After an excellent earnings report for the fourth quarter of its fiscal 2025, ended Sept. 27, and an optimistic Q1 2026 forecast, Symbotic stock's meteoric rise continues. The question isn't whether or not Symbotic will succeed in transforming modern warehouses and supply chains; it's whether the company will become the gold standard and default option. If Symbotic can revolutionize the likes of Walmart's warehouses, expect to see a gold rush for the company as other major suppliers and retailers board the train.
Beating competition with actual revenue
Many robotics companies are still in the research and development phase. Symbotic, however, is signing new contracts and scaling. The company's revenue reached $2.247 billion in fiscal 2025, a 26% increase from the year prior.
Symbotic financials are gaining strength as the company reported significant increases in revenue; adjusted earnings before interest, taxes, depreciation, and amortization (EBITDA); free cash flow; and adjusted gross profit margin in its Q4 earnings. The robotics company based out of Wilmington, Massachusetts, boasts an impressive backlog of orders totaling approximately $22.5 billion.
Even more impressive is the list of blue-chip companies using Symbotic's systems. Powerhouses such as Walmart, Target, and C&S Wholesale are a few of the well-known names signed to multi-year deals with Symbotic.

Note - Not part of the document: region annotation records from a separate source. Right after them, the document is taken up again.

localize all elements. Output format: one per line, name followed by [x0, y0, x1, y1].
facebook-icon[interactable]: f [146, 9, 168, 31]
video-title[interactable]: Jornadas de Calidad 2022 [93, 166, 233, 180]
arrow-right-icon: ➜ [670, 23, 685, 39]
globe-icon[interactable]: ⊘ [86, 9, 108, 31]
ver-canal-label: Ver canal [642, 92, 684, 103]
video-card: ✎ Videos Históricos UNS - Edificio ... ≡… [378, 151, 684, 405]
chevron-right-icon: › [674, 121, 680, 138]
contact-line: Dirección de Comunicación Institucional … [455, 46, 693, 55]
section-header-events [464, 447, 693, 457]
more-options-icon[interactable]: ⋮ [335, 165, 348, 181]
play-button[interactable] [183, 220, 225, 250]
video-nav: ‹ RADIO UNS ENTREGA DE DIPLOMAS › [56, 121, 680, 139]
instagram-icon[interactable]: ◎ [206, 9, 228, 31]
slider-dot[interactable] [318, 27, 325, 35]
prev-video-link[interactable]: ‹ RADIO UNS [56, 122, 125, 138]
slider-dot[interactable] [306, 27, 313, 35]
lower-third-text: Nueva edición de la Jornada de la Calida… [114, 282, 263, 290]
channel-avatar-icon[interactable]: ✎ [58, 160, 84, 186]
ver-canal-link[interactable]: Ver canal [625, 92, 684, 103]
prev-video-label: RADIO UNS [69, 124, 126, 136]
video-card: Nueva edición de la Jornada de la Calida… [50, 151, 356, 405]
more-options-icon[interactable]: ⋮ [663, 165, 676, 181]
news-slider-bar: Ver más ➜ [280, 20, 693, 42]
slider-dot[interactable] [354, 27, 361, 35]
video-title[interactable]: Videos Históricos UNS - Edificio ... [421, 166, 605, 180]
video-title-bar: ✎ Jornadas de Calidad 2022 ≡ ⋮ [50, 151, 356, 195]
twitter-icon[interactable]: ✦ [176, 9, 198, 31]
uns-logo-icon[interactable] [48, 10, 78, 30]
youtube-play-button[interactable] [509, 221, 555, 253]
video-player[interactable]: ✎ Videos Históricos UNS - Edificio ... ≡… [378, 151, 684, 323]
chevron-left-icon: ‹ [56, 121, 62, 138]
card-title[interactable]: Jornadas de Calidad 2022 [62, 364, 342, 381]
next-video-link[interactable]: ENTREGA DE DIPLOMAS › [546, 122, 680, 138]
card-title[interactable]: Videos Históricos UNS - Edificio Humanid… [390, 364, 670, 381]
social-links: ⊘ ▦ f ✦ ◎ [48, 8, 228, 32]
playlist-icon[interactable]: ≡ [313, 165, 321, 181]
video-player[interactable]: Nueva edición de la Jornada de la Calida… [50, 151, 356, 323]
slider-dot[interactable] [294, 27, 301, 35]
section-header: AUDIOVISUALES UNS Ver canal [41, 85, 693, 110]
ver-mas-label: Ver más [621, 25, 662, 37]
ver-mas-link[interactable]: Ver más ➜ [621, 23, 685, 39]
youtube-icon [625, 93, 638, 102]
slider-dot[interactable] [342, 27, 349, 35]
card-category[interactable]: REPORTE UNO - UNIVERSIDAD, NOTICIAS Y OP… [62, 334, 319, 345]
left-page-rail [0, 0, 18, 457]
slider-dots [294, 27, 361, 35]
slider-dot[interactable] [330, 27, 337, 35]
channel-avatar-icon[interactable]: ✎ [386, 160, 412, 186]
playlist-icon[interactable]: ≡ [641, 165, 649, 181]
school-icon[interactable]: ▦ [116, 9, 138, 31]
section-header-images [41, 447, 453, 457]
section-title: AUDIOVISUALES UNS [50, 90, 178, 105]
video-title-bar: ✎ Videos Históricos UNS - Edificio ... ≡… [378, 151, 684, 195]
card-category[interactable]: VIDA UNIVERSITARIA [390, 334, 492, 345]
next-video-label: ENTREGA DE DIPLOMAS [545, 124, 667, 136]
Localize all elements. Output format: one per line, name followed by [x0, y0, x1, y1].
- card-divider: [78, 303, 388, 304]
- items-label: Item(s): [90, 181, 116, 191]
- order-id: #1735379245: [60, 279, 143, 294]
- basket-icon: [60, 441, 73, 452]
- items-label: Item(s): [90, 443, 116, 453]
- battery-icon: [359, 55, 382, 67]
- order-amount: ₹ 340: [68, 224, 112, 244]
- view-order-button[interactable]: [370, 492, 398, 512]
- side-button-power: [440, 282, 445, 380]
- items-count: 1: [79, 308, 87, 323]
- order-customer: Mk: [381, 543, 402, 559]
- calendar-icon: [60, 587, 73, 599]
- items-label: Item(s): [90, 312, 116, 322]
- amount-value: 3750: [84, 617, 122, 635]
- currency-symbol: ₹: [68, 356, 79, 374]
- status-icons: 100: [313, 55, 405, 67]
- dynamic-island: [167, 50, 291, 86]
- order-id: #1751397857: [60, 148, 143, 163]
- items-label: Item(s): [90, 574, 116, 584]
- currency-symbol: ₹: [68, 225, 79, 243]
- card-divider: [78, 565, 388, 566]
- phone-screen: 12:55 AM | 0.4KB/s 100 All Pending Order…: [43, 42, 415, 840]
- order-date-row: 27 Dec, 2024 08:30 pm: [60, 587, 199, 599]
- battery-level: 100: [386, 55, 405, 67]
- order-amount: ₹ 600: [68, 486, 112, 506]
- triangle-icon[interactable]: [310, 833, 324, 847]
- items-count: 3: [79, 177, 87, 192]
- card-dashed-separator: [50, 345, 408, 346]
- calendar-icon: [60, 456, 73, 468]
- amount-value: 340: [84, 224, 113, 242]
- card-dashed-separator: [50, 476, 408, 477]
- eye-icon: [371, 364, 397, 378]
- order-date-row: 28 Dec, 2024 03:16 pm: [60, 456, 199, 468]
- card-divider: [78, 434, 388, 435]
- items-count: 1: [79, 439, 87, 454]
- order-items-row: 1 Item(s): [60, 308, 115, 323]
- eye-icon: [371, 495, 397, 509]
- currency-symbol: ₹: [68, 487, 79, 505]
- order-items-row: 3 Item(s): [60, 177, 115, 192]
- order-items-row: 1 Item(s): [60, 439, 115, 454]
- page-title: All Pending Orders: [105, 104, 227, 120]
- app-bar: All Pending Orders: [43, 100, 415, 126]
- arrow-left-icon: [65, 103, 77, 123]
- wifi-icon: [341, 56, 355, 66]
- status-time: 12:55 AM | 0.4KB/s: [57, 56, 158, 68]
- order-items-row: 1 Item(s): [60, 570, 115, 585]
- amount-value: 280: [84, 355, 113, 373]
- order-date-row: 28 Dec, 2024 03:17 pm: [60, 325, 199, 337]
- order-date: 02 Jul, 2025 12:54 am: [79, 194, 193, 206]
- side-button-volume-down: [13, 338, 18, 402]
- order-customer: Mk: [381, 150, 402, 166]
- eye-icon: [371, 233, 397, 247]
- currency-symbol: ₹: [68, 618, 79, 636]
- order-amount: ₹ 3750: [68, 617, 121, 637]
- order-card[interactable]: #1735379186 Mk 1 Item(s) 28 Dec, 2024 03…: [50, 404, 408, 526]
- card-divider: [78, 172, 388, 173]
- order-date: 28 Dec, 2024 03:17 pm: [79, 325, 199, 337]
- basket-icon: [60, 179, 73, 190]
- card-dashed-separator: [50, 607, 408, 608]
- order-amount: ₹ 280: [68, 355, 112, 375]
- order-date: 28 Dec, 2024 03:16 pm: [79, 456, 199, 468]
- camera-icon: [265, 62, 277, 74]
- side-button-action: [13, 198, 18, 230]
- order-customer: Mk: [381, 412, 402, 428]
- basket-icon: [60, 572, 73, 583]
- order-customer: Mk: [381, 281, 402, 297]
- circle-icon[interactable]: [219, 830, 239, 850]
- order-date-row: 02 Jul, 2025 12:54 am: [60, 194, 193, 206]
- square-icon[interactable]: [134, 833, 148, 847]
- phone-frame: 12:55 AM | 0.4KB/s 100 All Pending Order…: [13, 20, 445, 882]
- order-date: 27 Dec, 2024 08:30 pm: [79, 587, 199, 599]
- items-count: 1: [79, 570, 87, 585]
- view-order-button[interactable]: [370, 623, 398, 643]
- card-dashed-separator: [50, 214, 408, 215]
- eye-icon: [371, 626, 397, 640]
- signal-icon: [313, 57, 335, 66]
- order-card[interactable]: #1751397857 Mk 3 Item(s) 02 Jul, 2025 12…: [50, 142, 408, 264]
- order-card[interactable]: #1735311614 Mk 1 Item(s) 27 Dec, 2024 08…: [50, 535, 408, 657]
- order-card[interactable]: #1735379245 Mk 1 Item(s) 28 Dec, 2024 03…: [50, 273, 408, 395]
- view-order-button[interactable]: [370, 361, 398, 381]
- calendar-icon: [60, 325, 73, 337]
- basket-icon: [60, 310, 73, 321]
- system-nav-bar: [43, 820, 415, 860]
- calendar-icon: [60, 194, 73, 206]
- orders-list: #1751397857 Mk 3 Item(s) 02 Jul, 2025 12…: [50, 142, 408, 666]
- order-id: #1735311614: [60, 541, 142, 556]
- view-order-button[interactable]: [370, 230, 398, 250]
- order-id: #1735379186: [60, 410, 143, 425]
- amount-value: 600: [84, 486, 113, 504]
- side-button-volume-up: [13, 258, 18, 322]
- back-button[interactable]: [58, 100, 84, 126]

Labor shortages and the need for cost reductions make Symbotic's abilities appealing to major suppliers and retailers worldwide. Symbotic has also shown that it is effective in using AI to optimize its customers' operations. This particular expertise should help Symbotic improve its own margins, particularly where costly hardware hurts the balance sheet.
Symbotic's partnership with SoftBank is enabling the company's entry into a global marketplace, starting with Europe and Asia. This is an important step for the company and one in which its ability to execute will be tested.
The key to success is keeping R&D costs down
Symbotic faces significant headwinds in future research and development costs. The engineering, hardware, and testing needed prior to deploying its systems are expensive and will likely only get more so. Symbotic's overall expenses have grown, but not at a faster pace than revenue. The company will need to keep expenses in check as it invests capital in developing new technologies, which is required to maintain a competitive edge.